23. SECURITY REQUIREMENTS

23.1 Each Party shall ensure that the Services provided by it hereunder will comply with the security requirements as defined in this clause and Applicable Law.

23.2 Each Party shall ensure that any Confidential Information disclosed under the agreement will be treated by its staff, contractors and third parties acting on its behalf in accordance with the provisions of Clause 9 of these Terms and Conditions.

23.3 Each Party will use all reasonable efforts to identify vulnerabilities, threats or risks linked to the Services provided by it hereunder at any time during the term of the agreement. Each Party shall advise the other Party in case of security related flaws.

23.4 The Parties shall advise each other immediately on becoming aware of any security breach, potential security breach or any suspected misuse that may affect the Services hereunder.

23.5 The Parties shall collaborate in order to eliminate any kind of security incident.

24. GENERAL PROVISIONS

24.1 Authority to Contract. Each Party warrants and undertakes to the other that: (a) it has all necessary, power and authority to enter into, and perform its obligations under the Contract; (b) it has taken all corporate and other action necessary to approve the execution, delivery and performance of the Contract; (c) once duly executed, the Contract will constitute legal, valid and binding obligations on it; and (d) entering into the Contract or performing the Contract will not cause that party to be in breach of any other contract to which it is a party or any statutory or other legal requirement.

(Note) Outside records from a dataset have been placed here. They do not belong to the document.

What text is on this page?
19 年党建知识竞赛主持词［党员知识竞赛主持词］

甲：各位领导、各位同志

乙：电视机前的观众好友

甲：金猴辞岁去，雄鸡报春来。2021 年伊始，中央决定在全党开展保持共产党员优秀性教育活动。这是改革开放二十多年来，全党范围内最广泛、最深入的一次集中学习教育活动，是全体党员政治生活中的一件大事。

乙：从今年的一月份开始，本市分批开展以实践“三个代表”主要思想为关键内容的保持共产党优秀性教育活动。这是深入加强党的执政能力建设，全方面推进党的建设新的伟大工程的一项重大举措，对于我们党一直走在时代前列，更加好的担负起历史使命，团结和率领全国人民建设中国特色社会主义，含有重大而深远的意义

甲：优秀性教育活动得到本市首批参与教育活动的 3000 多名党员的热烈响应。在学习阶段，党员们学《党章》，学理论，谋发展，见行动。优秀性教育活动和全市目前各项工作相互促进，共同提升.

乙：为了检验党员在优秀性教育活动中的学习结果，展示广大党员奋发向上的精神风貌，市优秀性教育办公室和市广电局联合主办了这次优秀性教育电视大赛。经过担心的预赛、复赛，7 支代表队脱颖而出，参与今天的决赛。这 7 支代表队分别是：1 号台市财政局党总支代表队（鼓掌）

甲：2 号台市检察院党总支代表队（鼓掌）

24.2 Assignment. CUKR may at any time transfer or assign any or all of its rights, obligations, benefit or interest under this Contract.

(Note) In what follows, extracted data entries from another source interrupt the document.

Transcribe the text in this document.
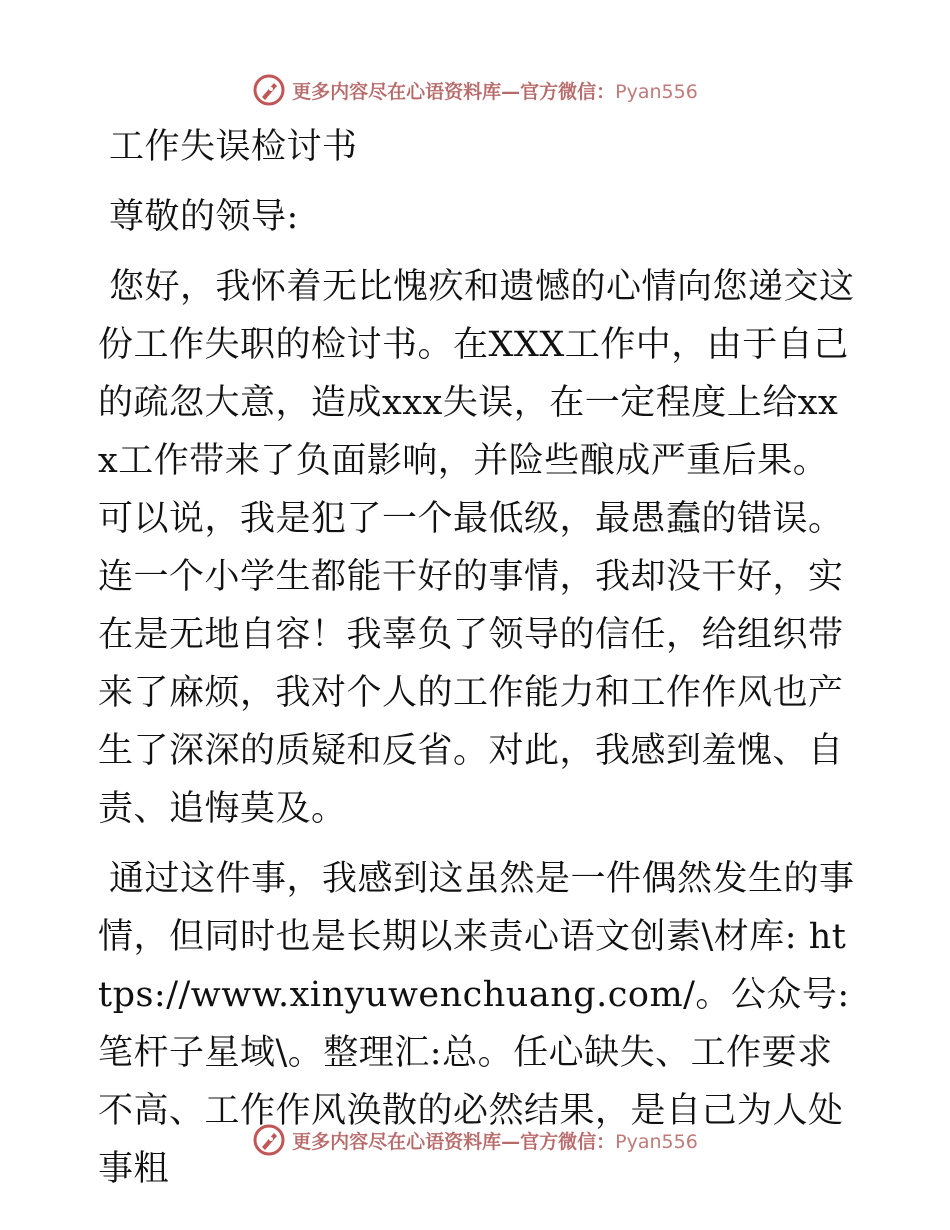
更多内容尽在心语资料库—官方微信：Pyan556

工作失误检讨书

尊敬的领导:

您好，我怀着无比愧疚和遗憾的心情向您递交这份工作失职的检讨书。在XXX工作中，由于自己的疏忽大意，造成xxx失误，在一定程度上给xxx工作带来了负面影响，并险些酿成严重后果。可以说，我是犯了一个最低级，最愚蠢的错误。连一个小学生都能干好的事情，我却没干好，实在是无地自容！我辜负了领导的信任，给组织带来了麻烦，我对个人的工作能力和工作作风也产生了深深的质疑和反省。对此，我感到羞愧、自责、追悔莫及。

通过这件事，我感到这虽然是一件偶然发生的事情，但同时也是长期以来责心语文创素\材库: https://www.xinyuwenchuang.com/。公众号: 笔杆子星域\。整理汇:总。任心缺失、工作要求不高、工作作风涣散的必然结果，是自己为人处事粗

更多内容尽在心语资料库—官方微信：Pyan556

24.3 Severability. The provisions of this Contract are enforceable independently of each of the others and if a provision of this Contract is, or becomes, illegal, invalid, void or deemed unenforceable by any court of competent jurisdiction, it shall not affect the legality, validity or enforceability of any other provisions of this Contract. If any of these provisions is so held to be illegal, void, invalid or unenforceable but would be legal, valid or enforceable if some part of the provision were deleted, the provision in question will apply with such modification as may be necessary to make it legal, valid or enforceable.

24.4 Variations. This Contract may be varied from time to time providing that both parties agree to the variations in writing.

24.5 Waiver. Failure or delay by either party to enforce any provision of this Contract shall not be deemed a waiver of future enforcement of that or any other provision, unless agreed in writing by the relevant party.

24.6 Third party rights. A person who is not a party to the Contract has no right under the applicable law to enforce or to enjoy the benefit of any term of the Contract.

24.7 Independent Contractors. Under the Contract, both parties are independent contractors which maintain complete control over their own personnel and operations. Neither Party will become a partner, agent, fiduciary or legal representative of the other.

24.8 Entire Contract. Where this Contract applies, it constitutes the entire agreement between the parties with respect to the subject matter hereof and supersedes and replaces any prior condition, warranty, representation, statement, agreement, undertaking, indemnity (whether negligently or innocently) imposed, given or made by a party, whether written, oral or implied and may only be amended in writing and signed by both parties.

24.9 Governing Law and Jurisdiction. The Contract shall be governed by the laws of Korea and each party submits to the non-exclusive jurisdiction of the competent courts of Seoul.